In an effort to ensure that culture and education don't stop even while we're stuck on lockdown, many institutions are coming up with innovative ways to spread their knowledge. This includes the Frank Lloyd Wright Foundation. Not only are they organizing virtual tours of some of the architect's well-known buildings, but now they're helping all ages stay engaged with the Frank Lloyd Wright Virtual Classroom.
Every Wednesday for six weeks, a new STEAM-focused lesson will be released online. Aimed at students K-12 and developed in collaboration with Paradise Valley School District, these free virtual lessons feature hands-on activities designed to inspire creativity and push critical thinking. The lessons build on each other and finish with an at-home final project.
“For the last eight years, we have focused on how to bring Frank Lloyd Wright design and architecture to students in their classrooms. Since living rooms and kitchens have now become the new classroom, we are confident that your child will enjoy exploring outside in the real world around them. The Wright-Design program is a one-click solution to keeping students active in learning, designing, and building during this pause to the traditional classroom setting,” says Michael Linn, curriculum producer and support teacher at PVUSD.
The lessons were designed to be turn-key, so that students can complete them while parents get some work done or take a well-deserved break. But alternatively, families can get in on the fun and work together to complete them. While the first two lessons have already passed, new students will be able to go back and complete them at their own pace.

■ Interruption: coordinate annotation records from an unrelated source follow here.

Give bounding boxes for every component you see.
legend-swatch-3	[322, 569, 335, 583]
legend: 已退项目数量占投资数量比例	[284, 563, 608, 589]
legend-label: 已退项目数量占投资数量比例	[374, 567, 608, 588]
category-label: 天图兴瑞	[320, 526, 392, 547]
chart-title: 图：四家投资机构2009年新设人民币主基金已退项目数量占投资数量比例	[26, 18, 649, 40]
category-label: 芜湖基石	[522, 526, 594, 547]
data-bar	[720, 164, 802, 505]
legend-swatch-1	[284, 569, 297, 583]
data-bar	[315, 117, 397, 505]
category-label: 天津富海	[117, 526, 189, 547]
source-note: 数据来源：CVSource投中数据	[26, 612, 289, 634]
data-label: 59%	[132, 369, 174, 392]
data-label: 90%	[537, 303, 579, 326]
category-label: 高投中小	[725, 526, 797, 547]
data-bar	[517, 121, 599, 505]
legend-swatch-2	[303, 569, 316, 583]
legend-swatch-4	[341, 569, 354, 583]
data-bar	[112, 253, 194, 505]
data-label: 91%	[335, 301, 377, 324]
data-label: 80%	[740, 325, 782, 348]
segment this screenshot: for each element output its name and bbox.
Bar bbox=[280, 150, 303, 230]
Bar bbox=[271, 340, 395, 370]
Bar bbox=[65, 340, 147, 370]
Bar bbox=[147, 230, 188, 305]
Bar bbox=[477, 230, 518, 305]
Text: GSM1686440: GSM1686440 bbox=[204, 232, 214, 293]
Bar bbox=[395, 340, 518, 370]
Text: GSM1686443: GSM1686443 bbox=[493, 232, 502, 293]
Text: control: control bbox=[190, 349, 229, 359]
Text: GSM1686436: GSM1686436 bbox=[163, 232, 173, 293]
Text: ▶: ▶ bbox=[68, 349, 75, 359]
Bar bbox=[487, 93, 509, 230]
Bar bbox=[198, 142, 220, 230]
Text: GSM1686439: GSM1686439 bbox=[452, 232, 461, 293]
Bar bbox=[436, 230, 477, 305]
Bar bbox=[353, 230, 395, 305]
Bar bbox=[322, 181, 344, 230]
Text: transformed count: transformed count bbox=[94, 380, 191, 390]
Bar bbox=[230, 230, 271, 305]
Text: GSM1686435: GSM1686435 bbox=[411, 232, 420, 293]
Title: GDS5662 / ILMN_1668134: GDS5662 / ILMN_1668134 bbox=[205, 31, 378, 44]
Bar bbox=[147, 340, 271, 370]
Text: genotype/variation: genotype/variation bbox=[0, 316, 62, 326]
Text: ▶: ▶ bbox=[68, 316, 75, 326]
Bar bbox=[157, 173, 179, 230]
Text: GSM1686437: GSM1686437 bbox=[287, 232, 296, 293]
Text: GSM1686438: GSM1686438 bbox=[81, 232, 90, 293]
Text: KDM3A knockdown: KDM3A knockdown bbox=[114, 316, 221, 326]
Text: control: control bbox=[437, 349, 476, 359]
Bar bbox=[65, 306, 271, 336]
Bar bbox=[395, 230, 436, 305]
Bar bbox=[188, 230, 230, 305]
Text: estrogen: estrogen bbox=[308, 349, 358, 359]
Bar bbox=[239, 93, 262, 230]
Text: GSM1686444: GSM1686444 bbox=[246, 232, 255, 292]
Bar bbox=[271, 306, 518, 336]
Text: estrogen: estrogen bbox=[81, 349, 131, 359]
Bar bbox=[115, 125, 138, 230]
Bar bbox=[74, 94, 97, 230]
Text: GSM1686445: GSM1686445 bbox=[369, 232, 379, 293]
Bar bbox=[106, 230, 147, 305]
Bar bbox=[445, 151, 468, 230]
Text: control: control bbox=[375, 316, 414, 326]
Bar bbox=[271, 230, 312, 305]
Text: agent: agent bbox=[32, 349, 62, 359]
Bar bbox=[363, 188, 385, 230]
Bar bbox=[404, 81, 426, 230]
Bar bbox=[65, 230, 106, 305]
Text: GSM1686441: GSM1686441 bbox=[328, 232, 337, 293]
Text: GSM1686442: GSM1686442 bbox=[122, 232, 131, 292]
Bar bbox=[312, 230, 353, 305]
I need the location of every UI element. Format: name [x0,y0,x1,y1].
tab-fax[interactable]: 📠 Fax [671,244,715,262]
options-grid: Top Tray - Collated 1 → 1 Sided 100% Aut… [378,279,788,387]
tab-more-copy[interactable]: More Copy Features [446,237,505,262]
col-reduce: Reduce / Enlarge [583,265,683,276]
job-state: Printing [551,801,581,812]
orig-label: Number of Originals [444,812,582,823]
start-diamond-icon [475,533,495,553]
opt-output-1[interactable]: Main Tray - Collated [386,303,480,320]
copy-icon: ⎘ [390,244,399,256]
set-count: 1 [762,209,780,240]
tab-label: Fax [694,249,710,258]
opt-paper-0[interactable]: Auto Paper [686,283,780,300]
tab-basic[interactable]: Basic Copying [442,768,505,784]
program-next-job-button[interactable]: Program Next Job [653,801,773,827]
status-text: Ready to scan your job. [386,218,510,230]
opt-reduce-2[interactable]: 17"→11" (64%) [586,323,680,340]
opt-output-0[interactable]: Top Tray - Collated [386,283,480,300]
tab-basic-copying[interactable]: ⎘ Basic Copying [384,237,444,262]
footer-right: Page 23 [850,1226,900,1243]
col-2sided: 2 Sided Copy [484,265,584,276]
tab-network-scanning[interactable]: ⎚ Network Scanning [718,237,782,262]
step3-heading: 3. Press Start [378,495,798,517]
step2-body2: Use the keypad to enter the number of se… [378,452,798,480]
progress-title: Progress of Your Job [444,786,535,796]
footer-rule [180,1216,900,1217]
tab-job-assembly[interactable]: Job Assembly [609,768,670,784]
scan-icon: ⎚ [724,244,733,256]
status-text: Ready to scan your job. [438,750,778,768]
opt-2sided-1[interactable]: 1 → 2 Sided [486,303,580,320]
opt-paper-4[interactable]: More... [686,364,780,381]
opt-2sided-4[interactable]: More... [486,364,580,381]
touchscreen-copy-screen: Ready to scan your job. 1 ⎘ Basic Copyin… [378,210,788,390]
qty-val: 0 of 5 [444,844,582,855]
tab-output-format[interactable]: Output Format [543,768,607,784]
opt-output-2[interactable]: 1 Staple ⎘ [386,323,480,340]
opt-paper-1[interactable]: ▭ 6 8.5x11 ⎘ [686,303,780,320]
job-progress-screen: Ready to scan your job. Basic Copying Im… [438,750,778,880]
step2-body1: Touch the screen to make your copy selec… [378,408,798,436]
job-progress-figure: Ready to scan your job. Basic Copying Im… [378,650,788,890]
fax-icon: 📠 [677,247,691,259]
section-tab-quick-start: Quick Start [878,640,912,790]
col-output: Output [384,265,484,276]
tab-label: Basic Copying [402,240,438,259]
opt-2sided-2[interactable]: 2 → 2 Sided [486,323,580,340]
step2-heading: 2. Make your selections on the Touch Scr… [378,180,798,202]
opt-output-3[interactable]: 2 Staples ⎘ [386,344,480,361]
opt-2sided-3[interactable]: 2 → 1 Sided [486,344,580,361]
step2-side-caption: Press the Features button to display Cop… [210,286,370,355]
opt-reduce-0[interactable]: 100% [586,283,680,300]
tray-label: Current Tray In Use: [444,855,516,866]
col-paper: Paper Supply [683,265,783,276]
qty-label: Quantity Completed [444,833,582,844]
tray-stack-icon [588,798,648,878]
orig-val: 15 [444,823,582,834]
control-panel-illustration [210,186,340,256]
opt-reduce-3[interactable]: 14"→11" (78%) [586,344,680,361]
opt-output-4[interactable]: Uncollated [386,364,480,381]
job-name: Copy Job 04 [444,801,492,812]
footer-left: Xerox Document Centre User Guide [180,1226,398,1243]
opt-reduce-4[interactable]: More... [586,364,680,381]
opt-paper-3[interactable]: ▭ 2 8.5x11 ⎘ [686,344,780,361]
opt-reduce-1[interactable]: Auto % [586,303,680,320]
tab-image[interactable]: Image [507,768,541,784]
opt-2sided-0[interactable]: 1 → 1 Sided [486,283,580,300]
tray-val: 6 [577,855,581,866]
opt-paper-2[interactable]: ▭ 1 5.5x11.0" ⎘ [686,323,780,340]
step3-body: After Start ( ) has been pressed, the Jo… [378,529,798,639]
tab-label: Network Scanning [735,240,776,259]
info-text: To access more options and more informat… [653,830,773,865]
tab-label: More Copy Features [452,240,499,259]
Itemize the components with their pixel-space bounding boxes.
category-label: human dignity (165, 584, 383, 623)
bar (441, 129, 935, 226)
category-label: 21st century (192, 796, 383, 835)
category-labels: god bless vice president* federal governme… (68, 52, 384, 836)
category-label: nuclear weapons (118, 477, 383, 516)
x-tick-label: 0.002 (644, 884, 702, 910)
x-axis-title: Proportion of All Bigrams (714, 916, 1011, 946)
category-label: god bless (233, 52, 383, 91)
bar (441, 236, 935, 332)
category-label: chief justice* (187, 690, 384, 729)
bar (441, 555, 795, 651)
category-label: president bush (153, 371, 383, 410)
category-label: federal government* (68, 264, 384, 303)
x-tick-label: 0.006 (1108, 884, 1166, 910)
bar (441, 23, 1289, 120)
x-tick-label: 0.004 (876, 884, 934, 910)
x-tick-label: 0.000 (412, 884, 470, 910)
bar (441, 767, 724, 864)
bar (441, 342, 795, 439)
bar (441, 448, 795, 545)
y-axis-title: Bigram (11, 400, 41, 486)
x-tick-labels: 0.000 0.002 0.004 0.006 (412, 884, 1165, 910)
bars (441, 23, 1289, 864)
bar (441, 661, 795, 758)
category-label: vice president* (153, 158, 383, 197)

The first lesson asks students to think about their similarities with the acclaimed architect and to begin exploring the natural world at home to see what shapes they find. That then moves into lesson two, which talks about Wright's relationship with shapes and patterns. As the lessons move forward to talk about geometry and color, they culminate in a final project that will bring together all of the skills that the students have learned.